It is no secret that Uber has faced a variety of unfortunate events over the past four years, but in recent days the ride-hailing company has managed to come out with a provisionary victory. With a mission statement of bringing transportation for everyone everywhere, Uber has expanded beyond ride-sharing into everything from food delivery to bikes. But over the last few years, the $70 billion company has had a reputation of breaking the rules and regulations in many cities and has had to publicly re-invent its image after some questionable decisions made by then CEO Travis Kalanick and various scandals that made international news, such as its sexist working culture. Now the new man in charge Dara Khosrowshahi has gone on a very public apology tour, which might have proven effective when looking at the battle Uber has had to fight in London.
Back in September of 2017 Uber lost its license to operate in London. Uber’s had a list of allegations that included data breaches, driver misconduct, amongst other misjudgments of how situations should be handled, all played a role in why the Transport of London disapproved of the ridesharing company. Uber’s hiring procedures as it pertains to vetting drivers and reporting of crimes, not to mention Uber’s blatant disregard for the required regulations of London, all played a significant role in the TfL’s concerns when it came to evaluating Uber’s place in its city. Is the ride-hailing service safe for the residents and visitors of London? How can it be regulated and how can the people of London be protected if Uber does not follow local regulations?

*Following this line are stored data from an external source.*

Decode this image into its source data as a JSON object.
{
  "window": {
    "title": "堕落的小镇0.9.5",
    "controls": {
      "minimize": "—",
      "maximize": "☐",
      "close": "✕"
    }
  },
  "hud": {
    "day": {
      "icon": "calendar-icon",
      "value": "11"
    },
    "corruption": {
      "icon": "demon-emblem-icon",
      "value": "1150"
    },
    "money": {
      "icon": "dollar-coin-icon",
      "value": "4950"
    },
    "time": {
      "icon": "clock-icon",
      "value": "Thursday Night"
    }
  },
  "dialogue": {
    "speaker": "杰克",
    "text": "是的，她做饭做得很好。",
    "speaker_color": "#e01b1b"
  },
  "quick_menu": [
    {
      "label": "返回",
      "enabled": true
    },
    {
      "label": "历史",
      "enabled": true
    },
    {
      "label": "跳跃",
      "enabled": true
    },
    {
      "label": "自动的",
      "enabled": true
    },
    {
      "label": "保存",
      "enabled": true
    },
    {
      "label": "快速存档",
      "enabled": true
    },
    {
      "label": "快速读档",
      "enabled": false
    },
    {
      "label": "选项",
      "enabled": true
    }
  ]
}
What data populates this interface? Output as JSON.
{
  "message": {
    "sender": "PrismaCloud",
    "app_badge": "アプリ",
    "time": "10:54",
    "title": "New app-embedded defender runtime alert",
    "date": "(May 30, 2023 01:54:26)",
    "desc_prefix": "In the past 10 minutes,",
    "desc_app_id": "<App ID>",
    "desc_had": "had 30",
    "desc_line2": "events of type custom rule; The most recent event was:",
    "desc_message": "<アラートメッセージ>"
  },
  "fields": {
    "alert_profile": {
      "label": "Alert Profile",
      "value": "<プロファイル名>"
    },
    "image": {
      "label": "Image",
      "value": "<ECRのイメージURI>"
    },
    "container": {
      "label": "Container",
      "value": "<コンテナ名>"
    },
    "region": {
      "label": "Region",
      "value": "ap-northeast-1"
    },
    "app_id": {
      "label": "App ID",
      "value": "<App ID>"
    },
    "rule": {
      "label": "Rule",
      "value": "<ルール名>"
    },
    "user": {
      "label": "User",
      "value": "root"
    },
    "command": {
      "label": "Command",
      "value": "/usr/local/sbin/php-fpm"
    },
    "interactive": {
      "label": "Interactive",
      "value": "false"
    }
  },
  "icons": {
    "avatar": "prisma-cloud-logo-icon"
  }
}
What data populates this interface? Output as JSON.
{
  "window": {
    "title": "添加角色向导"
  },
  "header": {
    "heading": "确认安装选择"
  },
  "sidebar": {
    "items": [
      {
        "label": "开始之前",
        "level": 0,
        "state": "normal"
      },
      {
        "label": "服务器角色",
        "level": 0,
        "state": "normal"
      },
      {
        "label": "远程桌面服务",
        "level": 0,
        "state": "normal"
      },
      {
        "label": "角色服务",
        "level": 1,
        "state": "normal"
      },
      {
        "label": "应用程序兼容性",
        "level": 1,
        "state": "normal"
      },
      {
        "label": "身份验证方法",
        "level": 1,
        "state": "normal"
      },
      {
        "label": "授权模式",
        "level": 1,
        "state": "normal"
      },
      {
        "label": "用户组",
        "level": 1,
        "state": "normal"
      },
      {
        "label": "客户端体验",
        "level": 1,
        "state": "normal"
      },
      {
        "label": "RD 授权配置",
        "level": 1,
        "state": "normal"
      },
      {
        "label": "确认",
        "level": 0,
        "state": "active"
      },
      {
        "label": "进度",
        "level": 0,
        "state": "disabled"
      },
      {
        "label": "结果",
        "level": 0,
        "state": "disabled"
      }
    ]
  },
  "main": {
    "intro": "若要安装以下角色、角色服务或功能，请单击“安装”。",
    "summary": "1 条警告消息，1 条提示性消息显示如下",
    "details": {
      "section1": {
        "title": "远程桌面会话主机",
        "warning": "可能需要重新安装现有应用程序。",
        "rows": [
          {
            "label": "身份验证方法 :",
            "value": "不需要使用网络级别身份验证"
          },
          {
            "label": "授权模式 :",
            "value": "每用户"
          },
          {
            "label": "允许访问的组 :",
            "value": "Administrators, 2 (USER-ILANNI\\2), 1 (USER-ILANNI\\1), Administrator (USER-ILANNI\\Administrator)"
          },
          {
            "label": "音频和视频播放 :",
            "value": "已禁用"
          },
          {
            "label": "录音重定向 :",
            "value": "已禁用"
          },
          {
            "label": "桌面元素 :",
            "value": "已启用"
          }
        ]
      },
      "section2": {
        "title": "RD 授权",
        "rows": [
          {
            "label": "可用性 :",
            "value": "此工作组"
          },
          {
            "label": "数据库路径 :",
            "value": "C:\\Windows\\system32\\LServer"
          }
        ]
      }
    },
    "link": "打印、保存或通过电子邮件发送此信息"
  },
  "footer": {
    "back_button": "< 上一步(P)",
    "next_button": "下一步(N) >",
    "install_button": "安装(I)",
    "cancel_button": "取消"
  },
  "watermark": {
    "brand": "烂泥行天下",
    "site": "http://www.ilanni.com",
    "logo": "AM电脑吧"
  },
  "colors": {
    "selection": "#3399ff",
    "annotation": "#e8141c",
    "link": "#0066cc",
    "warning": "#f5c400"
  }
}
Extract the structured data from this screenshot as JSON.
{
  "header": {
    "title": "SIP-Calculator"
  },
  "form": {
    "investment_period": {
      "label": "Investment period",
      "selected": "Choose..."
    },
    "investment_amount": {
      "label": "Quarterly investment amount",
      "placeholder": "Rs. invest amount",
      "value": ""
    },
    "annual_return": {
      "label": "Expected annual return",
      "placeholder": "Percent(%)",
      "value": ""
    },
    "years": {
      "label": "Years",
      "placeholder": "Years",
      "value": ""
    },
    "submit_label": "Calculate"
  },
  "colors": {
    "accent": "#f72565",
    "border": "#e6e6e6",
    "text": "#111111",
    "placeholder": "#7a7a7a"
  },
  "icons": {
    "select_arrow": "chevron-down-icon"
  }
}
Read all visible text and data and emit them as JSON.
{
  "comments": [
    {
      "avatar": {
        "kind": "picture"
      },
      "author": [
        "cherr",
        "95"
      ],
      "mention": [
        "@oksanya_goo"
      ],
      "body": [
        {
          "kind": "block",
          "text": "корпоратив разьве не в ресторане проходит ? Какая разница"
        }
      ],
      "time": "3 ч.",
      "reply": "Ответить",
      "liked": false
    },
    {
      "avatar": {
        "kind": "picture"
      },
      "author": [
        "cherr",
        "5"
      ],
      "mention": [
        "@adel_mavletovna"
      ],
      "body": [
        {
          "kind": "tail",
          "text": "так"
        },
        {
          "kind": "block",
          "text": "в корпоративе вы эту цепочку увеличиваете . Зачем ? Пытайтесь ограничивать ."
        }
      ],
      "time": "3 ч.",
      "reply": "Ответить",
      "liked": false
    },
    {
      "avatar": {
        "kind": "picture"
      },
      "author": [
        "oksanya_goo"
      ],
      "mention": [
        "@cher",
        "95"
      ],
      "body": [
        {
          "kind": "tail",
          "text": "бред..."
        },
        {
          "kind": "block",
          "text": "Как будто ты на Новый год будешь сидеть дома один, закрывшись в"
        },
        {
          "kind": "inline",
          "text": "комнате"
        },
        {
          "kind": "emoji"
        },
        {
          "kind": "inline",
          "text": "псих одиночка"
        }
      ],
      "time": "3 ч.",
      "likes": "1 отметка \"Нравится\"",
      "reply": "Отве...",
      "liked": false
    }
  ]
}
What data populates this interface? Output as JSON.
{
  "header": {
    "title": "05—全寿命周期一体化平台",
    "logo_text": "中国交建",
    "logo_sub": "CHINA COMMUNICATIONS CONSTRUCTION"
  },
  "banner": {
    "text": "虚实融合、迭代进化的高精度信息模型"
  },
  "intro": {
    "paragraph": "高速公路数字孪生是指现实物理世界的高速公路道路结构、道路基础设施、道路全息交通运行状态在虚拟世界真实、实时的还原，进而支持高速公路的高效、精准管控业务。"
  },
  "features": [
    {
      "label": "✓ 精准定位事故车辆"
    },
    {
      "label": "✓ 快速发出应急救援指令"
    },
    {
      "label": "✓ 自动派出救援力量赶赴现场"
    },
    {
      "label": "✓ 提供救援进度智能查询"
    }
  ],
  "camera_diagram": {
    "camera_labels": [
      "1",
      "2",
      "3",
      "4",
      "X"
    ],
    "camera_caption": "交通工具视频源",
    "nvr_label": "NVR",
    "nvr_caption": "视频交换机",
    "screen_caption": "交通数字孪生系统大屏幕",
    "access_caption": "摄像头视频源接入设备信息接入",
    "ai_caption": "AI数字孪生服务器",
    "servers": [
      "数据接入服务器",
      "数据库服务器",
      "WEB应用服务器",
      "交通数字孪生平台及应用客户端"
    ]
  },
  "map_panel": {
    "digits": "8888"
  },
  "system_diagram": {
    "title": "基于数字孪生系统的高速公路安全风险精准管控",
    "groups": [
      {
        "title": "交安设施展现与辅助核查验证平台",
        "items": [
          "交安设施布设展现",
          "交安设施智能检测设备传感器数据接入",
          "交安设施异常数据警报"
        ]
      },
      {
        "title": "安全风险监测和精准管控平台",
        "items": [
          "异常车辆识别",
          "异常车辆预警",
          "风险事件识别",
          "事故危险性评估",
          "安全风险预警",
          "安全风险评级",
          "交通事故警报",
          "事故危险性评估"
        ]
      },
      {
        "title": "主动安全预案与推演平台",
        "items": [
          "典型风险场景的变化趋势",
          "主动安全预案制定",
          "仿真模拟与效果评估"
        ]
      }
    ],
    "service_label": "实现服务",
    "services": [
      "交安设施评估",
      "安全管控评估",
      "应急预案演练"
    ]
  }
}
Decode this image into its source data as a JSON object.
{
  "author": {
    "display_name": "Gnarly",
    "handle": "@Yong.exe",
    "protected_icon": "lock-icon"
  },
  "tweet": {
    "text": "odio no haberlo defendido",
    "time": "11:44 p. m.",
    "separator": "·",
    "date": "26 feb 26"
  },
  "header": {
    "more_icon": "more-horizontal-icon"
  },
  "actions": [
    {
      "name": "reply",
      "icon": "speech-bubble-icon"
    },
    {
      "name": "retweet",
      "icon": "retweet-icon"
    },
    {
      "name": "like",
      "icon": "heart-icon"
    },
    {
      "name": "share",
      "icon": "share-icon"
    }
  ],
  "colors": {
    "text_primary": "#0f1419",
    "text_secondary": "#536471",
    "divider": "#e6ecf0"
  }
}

Is Uber a rogue company?
Ultimately Transport of London decided to grant Uber London Limited a 15-month license due to their latest improvements and efforts to adhere to London’s regulations. It also fined the transportation company £425,000 in court charges, a small price to pay to operate throughout a hub such as London. Uber’s new leadership team, restructure of company policy and procedure, and rebranding lead by CEO Dara Khosrowshahi, has significantly impacted how not only the public views Uber but also at how city regulators view Uber. According to testimony given by UK general manager Tom Elvidge, in 2012 Uber London had a mere 300 drivers, in 2018 that number has grown to 48,000 registered drivers with just under 3.6 million riders. It seems with numbers growing like that; cities also benefit from having the service available in their towns, as long as it follows proper protocol for the safety of each city’s citizens.